Fuck off, ageism.
di Michele Esposito
Viviamo in un’epoca di profonde riflessioni. Appartiene a tutti la sensazione che il mondo stia cambiando e che facciamo fatica a stare a passo con le tante sensibilità, la richiesta di rispetto ci viene gridata a gran voce ogni giorno e l’espressione “politically correct” è entrata a far parte ormai del nostro quotidiano.
Le forme di razzismo sono tante e sono spesso sottilissime. Una di queste è forse la meno riconosciuta, la più frequentata e quella che colpisce un numero enorme di persone: l’ageismo.
Per ageismo si intede quella forma di discriminazione che colpisce una persona anziana o che comunque non è più considerabile giovane. L’annichilimento, l’umiliazione e la derisione della persona agè.
Nemmeno a dirlo, chi subisce di più questa forma di razzismo sono le donne. La combo perfetta fra ageismo e patriarcato causa più umiliazioni di quanto se ne voglia riconoscere.
Se sei una nonna che accudisce i nipoti e sforna torte di mele che manco una pasticceria, diventi immediatamente rispettabile: sei un esempio, sei il perno della famiglia. Non solo della tua famiglia, ma di tutte le famiglie. Diventi la nonna di tutti e tutti provano affetto per te, rispetto per te e gratitutine per te. Poco importa se quella stessa nonnina è stata magari una carogna per tutta la vita e ha dato fuoco con il napal alla foresta amazzonica e si è cucita pellicce squoiando povere nuore indifese: dal momento che inizi a distribuire torte di mele, bella zitta e muta in cucina dalla mattina alla sera, verrai automaticamente santificata e accettata dal sistema.
Tutto cambia nel momento in cui a te di distribuire torte di mele non te ne frega una cippa lippa. Lì inizieranno i tuoi guai.

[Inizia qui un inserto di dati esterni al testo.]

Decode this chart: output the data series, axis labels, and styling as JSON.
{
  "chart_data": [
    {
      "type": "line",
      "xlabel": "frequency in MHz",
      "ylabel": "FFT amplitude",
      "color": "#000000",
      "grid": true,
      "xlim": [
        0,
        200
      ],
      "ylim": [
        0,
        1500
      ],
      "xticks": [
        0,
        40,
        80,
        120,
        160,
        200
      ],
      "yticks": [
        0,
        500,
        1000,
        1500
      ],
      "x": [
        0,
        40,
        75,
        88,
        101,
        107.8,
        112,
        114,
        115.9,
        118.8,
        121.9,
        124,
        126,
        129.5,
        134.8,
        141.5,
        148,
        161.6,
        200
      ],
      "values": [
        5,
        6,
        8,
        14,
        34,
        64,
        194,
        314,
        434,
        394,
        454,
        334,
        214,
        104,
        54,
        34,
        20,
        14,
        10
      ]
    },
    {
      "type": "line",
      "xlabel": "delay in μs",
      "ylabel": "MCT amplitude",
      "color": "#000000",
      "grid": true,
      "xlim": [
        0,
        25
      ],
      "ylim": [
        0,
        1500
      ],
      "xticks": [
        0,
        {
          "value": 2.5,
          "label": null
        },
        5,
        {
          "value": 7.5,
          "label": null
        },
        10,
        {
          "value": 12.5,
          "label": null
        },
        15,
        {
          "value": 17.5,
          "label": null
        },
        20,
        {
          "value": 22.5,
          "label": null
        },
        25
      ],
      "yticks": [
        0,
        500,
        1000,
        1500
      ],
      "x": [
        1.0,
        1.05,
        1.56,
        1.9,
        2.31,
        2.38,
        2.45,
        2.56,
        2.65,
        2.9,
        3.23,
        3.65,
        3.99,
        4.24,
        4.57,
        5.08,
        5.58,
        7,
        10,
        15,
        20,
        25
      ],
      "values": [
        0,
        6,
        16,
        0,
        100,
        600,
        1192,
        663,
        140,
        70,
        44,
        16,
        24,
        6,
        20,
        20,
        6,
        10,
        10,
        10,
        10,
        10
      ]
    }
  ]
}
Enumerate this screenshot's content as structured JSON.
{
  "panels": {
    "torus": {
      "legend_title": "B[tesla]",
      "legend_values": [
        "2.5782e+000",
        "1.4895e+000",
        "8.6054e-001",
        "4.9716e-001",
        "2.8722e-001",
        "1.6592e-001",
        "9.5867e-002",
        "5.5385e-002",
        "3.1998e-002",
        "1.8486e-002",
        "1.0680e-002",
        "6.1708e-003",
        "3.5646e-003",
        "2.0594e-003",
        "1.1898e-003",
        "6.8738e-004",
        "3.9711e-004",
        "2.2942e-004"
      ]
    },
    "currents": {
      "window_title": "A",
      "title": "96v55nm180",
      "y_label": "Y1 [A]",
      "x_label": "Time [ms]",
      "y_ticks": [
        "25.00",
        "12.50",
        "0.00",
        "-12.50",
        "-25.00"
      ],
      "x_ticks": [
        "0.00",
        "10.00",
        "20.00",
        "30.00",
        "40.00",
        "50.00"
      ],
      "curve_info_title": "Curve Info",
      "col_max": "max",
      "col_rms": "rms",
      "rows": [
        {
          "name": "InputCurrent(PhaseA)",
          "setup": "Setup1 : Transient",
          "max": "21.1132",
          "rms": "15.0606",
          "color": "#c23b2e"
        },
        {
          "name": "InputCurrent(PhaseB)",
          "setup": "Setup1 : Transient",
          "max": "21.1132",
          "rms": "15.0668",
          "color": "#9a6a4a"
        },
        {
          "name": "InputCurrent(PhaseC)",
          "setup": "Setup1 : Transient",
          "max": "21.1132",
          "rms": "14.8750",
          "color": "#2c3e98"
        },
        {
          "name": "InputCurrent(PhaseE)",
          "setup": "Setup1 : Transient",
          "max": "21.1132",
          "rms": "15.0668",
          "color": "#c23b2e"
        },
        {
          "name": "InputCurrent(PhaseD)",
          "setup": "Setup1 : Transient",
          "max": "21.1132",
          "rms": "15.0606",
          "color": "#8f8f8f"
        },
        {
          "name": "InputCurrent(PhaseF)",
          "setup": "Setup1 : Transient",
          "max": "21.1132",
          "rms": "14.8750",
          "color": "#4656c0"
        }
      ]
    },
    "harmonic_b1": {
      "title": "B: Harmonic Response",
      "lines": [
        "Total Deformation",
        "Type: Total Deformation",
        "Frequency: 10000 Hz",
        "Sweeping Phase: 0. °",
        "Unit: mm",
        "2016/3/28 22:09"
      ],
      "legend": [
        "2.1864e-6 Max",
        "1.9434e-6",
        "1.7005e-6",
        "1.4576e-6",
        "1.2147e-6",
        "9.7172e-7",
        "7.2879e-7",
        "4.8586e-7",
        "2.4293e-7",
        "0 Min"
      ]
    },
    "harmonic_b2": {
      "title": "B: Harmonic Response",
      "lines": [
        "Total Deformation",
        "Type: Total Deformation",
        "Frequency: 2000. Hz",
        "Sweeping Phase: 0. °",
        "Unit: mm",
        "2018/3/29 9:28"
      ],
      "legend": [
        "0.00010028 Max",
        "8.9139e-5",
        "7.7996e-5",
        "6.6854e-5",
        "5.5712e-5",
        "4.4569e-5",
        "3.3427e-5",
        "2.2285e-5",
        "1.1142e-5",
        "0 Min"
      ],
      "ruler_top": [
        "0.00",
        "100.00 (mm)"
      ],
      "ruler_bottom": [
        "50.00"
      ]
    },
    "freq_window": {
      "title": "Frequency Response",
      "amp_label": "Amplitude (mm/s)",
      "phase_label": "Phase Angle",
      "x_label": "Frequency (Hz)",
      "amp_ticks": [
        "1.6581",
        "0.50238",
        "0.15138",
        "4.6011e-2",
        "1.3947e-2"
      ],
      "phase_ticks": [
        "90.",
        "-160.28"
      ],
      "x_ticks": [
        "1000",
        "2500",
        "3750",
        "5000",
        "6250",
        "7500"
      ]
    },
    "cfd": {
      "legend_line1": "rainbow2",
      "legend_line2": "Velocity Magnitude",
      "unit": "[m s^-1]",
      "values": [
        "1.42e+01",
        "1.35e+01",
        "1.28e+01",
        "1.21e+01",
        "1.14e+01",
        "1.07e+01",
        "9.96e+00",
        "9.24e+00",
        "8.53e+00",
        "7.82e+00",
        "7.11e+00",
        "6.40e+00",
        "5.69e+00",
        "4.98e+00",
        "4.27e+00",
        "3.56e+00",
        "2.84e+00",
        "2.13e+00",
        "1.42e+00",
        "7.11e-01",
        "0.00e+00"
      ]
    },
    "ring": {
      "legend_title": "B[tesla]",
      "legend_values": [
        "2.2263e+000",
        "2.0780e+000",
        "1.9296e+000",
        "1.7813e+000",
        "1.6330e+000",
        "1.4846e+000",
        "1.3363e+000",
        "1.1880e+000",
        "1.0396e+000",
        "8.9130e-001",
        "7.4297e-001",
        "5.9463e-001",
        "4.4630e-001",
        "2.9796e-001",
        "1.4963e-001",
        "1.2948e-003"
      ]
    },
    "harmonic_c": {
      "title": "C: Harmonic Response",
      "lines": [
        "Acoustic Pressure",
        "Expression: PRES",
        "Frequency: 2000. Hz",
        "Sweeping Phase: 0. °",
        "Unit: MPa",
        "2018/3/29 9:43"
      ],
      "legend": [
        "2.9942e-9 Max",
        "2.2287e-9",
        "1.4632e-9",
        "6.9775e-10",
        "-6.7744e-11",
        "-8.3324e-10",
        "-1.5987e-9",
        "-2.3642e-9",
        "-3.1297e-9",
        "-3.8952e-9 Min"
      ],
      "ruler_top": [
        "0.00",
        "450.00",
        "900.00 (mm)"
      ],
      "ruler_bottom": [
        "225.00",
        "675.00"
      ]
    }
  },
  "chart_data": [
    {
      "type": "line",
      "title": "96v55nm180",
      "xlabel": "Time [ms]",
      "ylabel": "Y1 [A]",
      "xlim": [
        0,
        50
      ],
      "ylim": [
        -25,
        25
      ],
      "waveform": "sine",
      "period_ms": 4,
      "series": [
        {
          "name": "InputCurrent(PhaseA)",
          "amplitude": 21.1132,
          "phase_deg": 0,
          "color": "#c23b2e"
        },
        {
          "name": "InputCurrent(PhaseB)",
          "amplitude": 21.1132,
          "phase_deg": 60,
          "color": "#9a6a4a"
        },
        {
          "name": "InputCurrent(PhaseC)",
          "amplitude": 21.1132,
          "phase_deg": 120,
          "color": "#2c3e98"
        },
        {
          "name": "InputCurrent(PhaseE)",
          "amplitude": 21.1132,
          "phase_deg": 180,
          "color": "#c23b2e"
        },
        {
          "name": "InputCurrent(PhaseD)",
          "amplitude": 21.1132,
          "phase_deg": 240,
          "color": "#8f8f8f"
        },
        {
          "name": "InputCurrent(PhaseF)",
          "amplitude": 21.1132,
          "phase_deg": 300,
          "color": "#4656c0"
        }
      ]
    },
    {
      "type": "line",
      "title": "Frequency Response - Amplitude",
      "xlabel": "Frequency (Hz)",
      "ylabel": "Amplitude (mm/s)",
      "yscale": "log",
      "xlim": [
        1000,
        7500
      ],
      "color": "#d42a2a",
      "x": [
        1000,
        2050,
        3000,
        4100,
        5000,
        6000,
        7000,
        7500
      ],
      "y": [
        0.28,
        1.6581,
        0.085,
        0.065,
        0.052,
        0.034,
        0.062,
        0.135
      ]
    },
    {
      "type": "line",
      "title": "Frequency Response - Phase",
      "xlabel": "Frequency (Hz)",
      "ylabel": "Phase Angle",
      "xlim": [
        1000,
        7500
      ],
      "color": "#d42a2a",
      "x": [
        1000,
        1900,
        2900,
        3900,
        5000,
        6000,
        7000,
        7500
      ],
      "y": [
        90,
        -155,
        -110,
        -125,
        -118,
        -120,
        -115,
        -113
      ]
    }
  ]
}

Nello showbiz una delle prime a denunciare il fenomeno dell’ageismo, e figuriamoci se poteva non essere cosi, è stata Madonna. Le viene chiesto di ritirarsi ormai da vent’anni, considerata anziana e inopportuna anche quando era ancora giovane.
Se sei nel fiore dei tuoi anni, bella e fresca come una rosa, e mostri le poppe va bene. Se sei una sessantenne, magari hai fatto degli interventi estetici e hai ancora voglia di mostrarti, in automatico diventi imbarazzante e ridicola. Come se la libertà di mostrarsi, di provocare, di ammiccare, di essere sensuale e sessuale fosse una prerogativa accettabile solo se sei giovane. Come se nel momento in cui iniziano a crescerti i primi capelli bianchi smetti di essere sexy e dovesse iniziare il tuo inesorabile destino a sbucciare mele per farne torte.
“Se ai commenti di una foto su Instagram leggiamo un’insulto contro un omosessuale ci scandalizziamo tutti. Nessuno accetta che si possa insultare un ragazzo che mette le smalto o il rosetto. Tutti ci sentiamo in dovere di difendere il ragazzo che viene insultato perchè omosessuale. Lo stesso vale se sei nero o asiatico. Un insulto razzista viene immediatamente condannato dalla società civile, addirittura sei perseguibile per legge se i tuoi insulti superano il limite. Nessuno accetterebbe mai un commento dispregiativo verso una persona disabile, possiamo indignarci tutti se non viene rispettata la fede religiosa di una persona. Ma sull’età ognuno è libero di insultare chi vuole. In quel caso non c’è limite all’nsulto. Chiunque può dire che sei ridicola o che fai schifo se a sessant’anni indossi una minigonna, tutti si sentono in diritto di disprezzarti o umiliarti se le tue scelte personali o professionali non corrispondono alla visione della “donna matura”. Io non sono matura. Io sono una donna. E continuo a fare ciò che voglio fare a prescindere dalla mia età e soprattutto a prescindere da quello che voi pensiate che io debba fare alla mia età.”
Se libertà deve essere, indossa la minigonna. Qualsiasi età tu abbia.